My mouth hung open, but I recovered enough to ask him if those extreme Christians who have ten kids because God asked them to should be sterilised too? No response to that but he went on a tirade about how Germany and the UK were teeming with, you guessed it, Muslims who were taking over the country and blowing it to smithereens and the same fate awaited the US if we didn't curb the flow of refugees and he had written to his councillor or some such official asking not to relocate refugees into his neck of the woods.
I was dumbfounded! Such vitriol! And the fact that he had the audacity to stand in my house and blithely tell off immigrants was improbable to take in but take it in I did.
Once he left, my husband and I looked at each other and shook our heads. New piano tuner next time. I scratched my head wondering how I would break the news to my son's piano teacher. What would I tell her?
Now I don't...that's a relief.
My uncle passed away in July while I was in India and I was able to visit with him and also attend his funeral. He had a rough last few months. He was in a lot of pain, had to be fed through a tube, had enormous bed sores...it was heartbreaking watching him suffer so much. This was someone who was very soft, gentle and kind. But he lingered.
I am not implying that people need to live or die based on their values,ethics,morals or anything...but it seemed a wee bit unfair to my uncle that he went through purgatory but some people who maybe don't deserve it, die without struggle.
The whole concept of God rewarding people according to their actions seems bogus and makes one even question his rationale!
Life has a way about it that is inexplicable.
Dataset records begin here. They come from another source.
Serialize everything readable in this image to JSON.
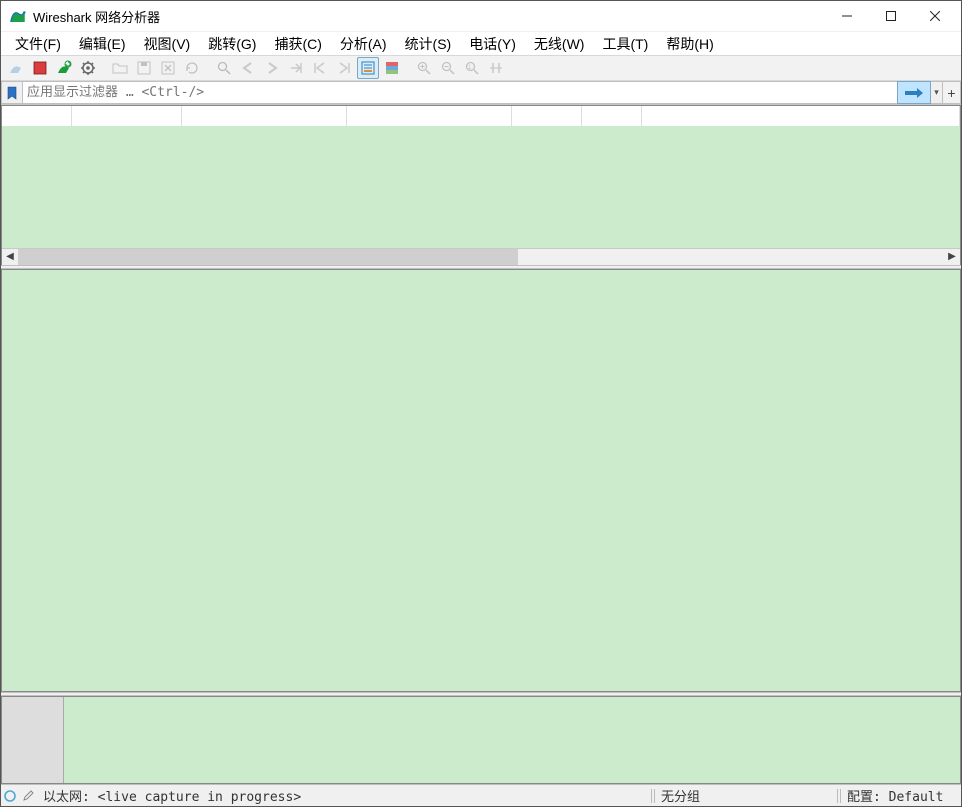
{
  "titlebar": {
    "title": "Wireshark 网络分析器"
  },
  "menu": {
    "file": "文件(F)",
    "edit": "编辑(E)",
    "view": "视图(V)",
    "go": "跳转(G)",
    "capture": "捕获(C)",
    "analyze": "分析(A)",
    "stats": "统计(S)",
    "telephony": "电话(Y)",
    "wireless": "无线(W)",
    "tools": "工具(T)",
    "help": "帮助(H)"
  },
  "filter": {
    "placeholder": "应用显示过滤器 … <Ctrl-/>"
  },
  "status": {
    "capture_text": "以太网: <live capture in progress>",
    "packets_text": "无分组",
    "profile_text": "配置: Default"
  },
  "colors": {
    "pane_green": "#ccebcc",
    "stop_red": "#d93d3d",
    "start_blue": "#2e70c2",
    "fin_blue": "#1b78c9",
    "restart_green": "#1a9c3c",
    "apply_blue": "#2b7fbf"
  },
  "toolbar": {
    "start": "start-capture-icon",
    "stop": "stop-capture-icon",
    "restart": "restart-capture-icon",
    "options": "capture-options-icon",
    "open": "open-file-icon",
    "save": "save-file-icon",
    "close": "close-file-icon",
    "reload": "reload-icon",
    "find": "find-packet-icon",
    "prev": "go-previous-icon",
    "next": "go-next-icon",
    "jump": "go-to-packet-icon",
    "first": "go-first-icon",
    "last": "go-last-icon",
    "autoscroll": "auto-scroll-icon",
    "colorize": "colorize-icon",
    "zoom_in": "zoom-in-icon",
    "zoom_out": "zoom-out-icon",
    "zoom_reset": "zoom-reset-icon",
    "resize_cols": "resize-columns-icon"
  }
}
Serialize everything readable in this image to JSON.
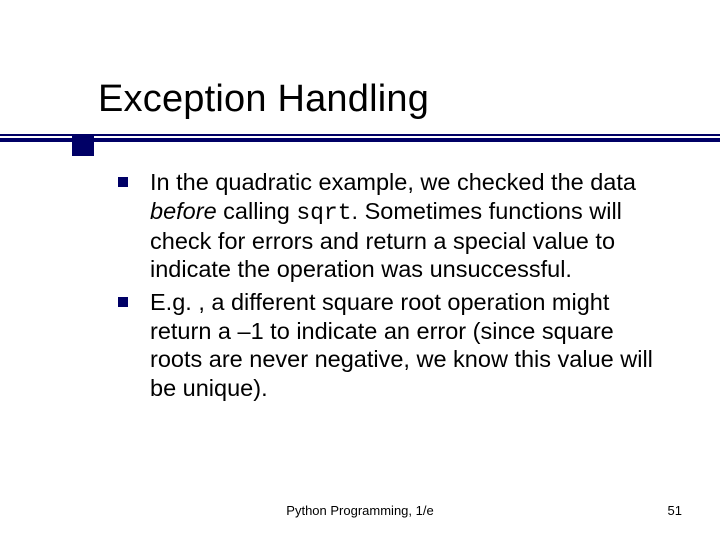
{
  "title": "Exception Handling",
  "bullets": [
    {
      "pre": "In the quadratic example, we checked the data ",
      "em": "before",
      "mid": " calling ",
      "code": "sqrt",
      "post": ". Sometimes functions will check for errors and return a special value to indicate the operation was unsuccessful."
    },
    {
      "pre": "E.g. , a different square root operation might return a –1 to indicate an error (since square roots are never negative, we know this value will be unique).",
      "em": "",
      "mid": "",
      "code": "",
      "post": ""
    }
  ],
  "footer": {
    "center": "Python Programming, 1/e",
    "page": "51"
  }
}
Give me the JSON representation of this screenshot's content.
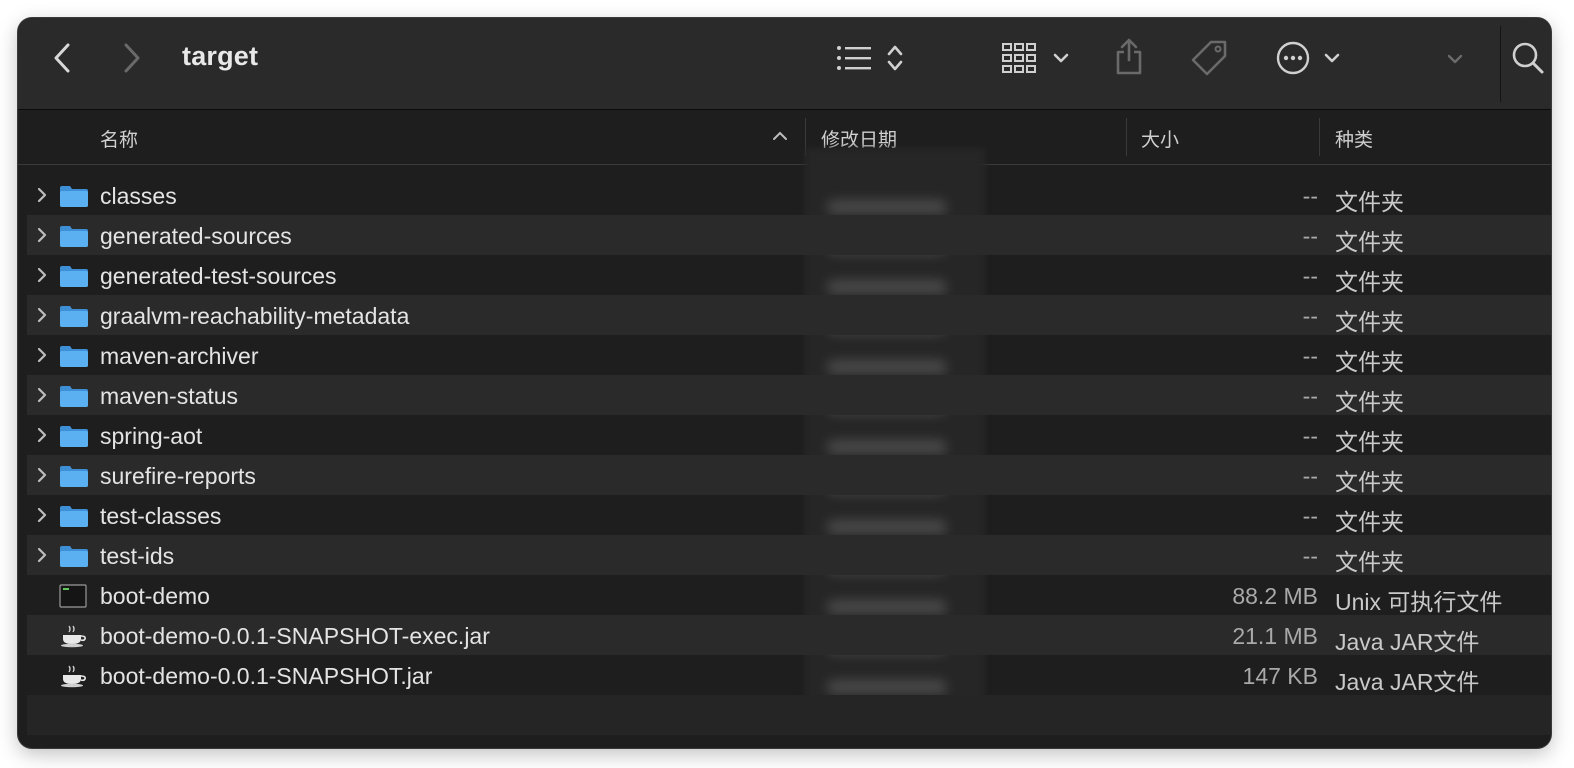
{
  "window": {
    "title": "target"
  },
  "toolbar": {
    "icons": [
      "back-icon",
      "forward-icon",
      "list-view-icon",
      "sort-icon",
      "grid-view-icon",
      "chevron-down-icon",
      "share-icon",
      "tag-icon",
      "more-icon",
      "chevron-down-icon",
      "search-icon"
    ]
  },
  "columns": {
    "name": "名称",
    "date": "修改日期",
    "size": "大小",
    "kind": "种类"
  },
  "files": [
    {
      "name": "classes",
      "size": "--",
      "kind": "文件夹",
      "type": "folder"
    },
    {
      "name": "generated-sources",
      "size": "--",
      "kind": "文件夹",
      "type": "folder"
    },
    {
      "name": "generated-test-sources",
      "size": "--",
      "kind": "文件夹",
      "type": "folder"
    },
    {
      "name": "graalvm-reachability-metadata",
      "size": "--",
      "kind": "文件夹",
      "type": "folder"
    },
    {
      "name": "maven-archiver",
      "size": "--",
      "kind": "文件夹",
      "type": "folder"
    },
    {
      "name": "maven-status",
      "size": "--",
      "kind": "文件夹",
      "type": "folder"
    },
    {
      "name": "spring-aot",
      "size": "--",
      "kind": "文件夹",
      "type": "folder"
    },
    {
      "name": "surefire-reports",
      "size": "--",
      "kind": "文件夹",
      "type": "folder"
    },
    {
      "name": "test-classes",
      "size": "--",
      "kind": "文件夹",
      "type": "folder"
    },
    {
      "name": "test-ids",
      "size": "--",
      "kind": "文件夹",
      "type": "folder"
    },
    {
      "name": "boot-demo",
      "size": "88.2 MB",
      "kind": "Unix 可执行文件",
      "type": "exec"
    },
    {
      "name": "boot-demo-0.0.1-SNAPSHOT-exec.jar",
      "size": "21.1 MB",
      "kind": "Java JAR文件",
      "type": "jar"
    },
    {
      "name": "boot-demo-0.0.1-SNAPSHOT.jar",
      "size": "147 KB",
      "kind": "Java JAR文件",
      "type": "jar"
    }
  ],
  "colors": {
    "folder": "#5ab0f0",
    "background": "#1e1e1e",
    "toolbar": "#2a2a2a"
  }
}
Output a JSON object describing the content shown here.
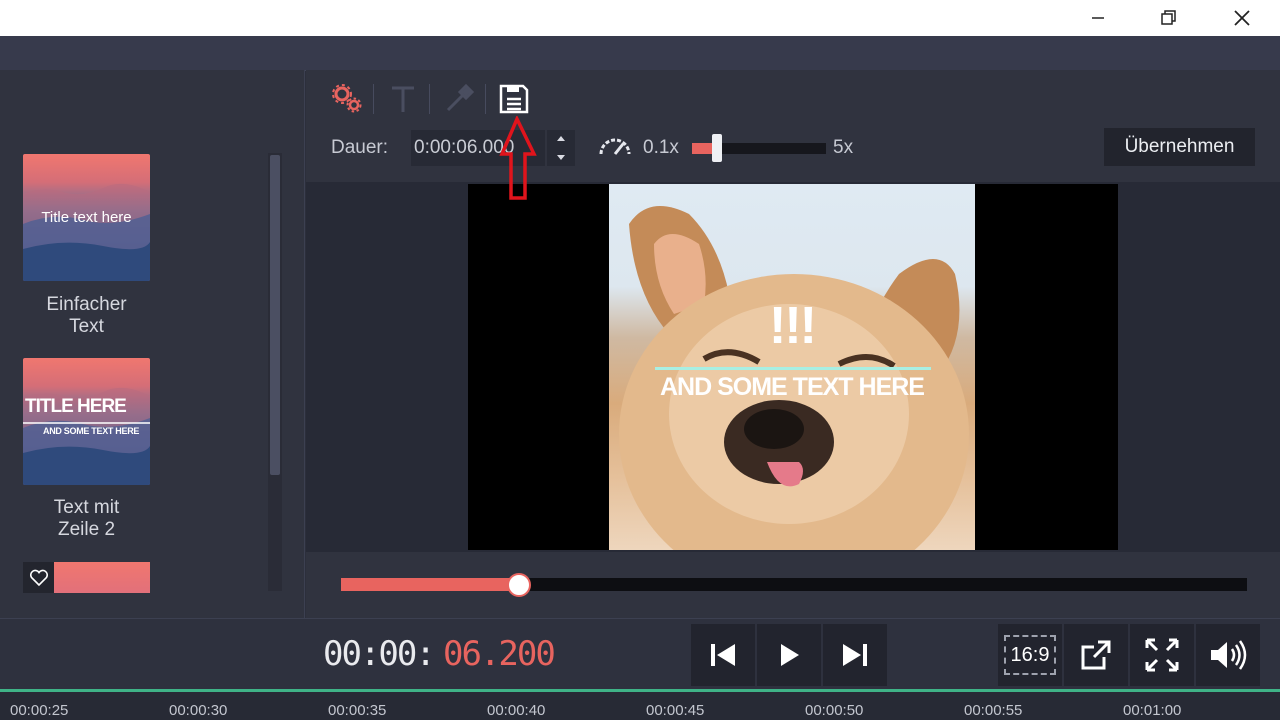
{
  "window": {
    "buttons": [
      "minimize-icon",
      "restore-icon",
      "close-icon"
    ]
  },
  "sidebar": {
    "presets": [
      {
        "preview_title": "Title text here",
        "caption_line1": "Einfacher",
        "caption_line2": "Text"
      },
      {
        "preview_title": "TITLE HERE",
        "preview_sub": "AND SOME TEXT HERE",
        "caption_line1": "Text mit",
        "caption_line2": "Zeile 2"
      }
    ],
    "partial_icon": "heart-icon"
  },
  "toolbar": {
    "tools": [
      "gears-icon",
      "text-icon",
      "eyedropper-icon",
      "save-icon"
    ],
    "duration_label": "Dauer:",
    "duration_value": "0:00:06.000",
    "speed_icon": "speedometer-icon",
    "speed_min": "0.1x",
    "speed_max": "5x",
    "speed_level": 0.19,
    "apply_label": "Übernehmen"
  },
  "preview": {
    "title": "!!!",
    "subtitle": "AND SOME TEXT HERE"
  },
  "player": {
    "time_main": "00:00:",
    "time_fraction": "06.200",
    "progress": 0.196,
    "aspect_label": "16:9",
    "buttons": [
      "skip-back-icon",
      "play-icon",
      "skip-forward-icon",
      "external-icon",
      "fullscreen-icon",
      "volume-icon"
    ]
  },
  "timeline": {
    "ticks": [
      "00:00:25",
      "00:00:30",
      "00:00:35",
      "00:00:40",
      "00:00:45",
      "00:00:50",
      "00:00:55",
      "00:01:00"
    ]
  },
  "colors": {
    "accent": "#e8645f",
    "timeline_line": "#3fb387",
    "annotation_arrow": "#e0141c"
  }
}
Two people doing the same set of things end up with completely different end results. There is no pattern, no predictability, no straight line process of cause and effect.
Trusting God completely is perfectly fine when our expectations are realistic and one does not want a miracle everyday.
And I think the better thing would be to pray for wisdom and strength to face whatever life has to offer rather than have unrealistic expectations tied to ones religious beliefs and then get disappointed and end up questioning those very beliefs.
I've hit that point where when something like the above-mentioned juxtaposition happens...I chalk it up to...well c'est la vie.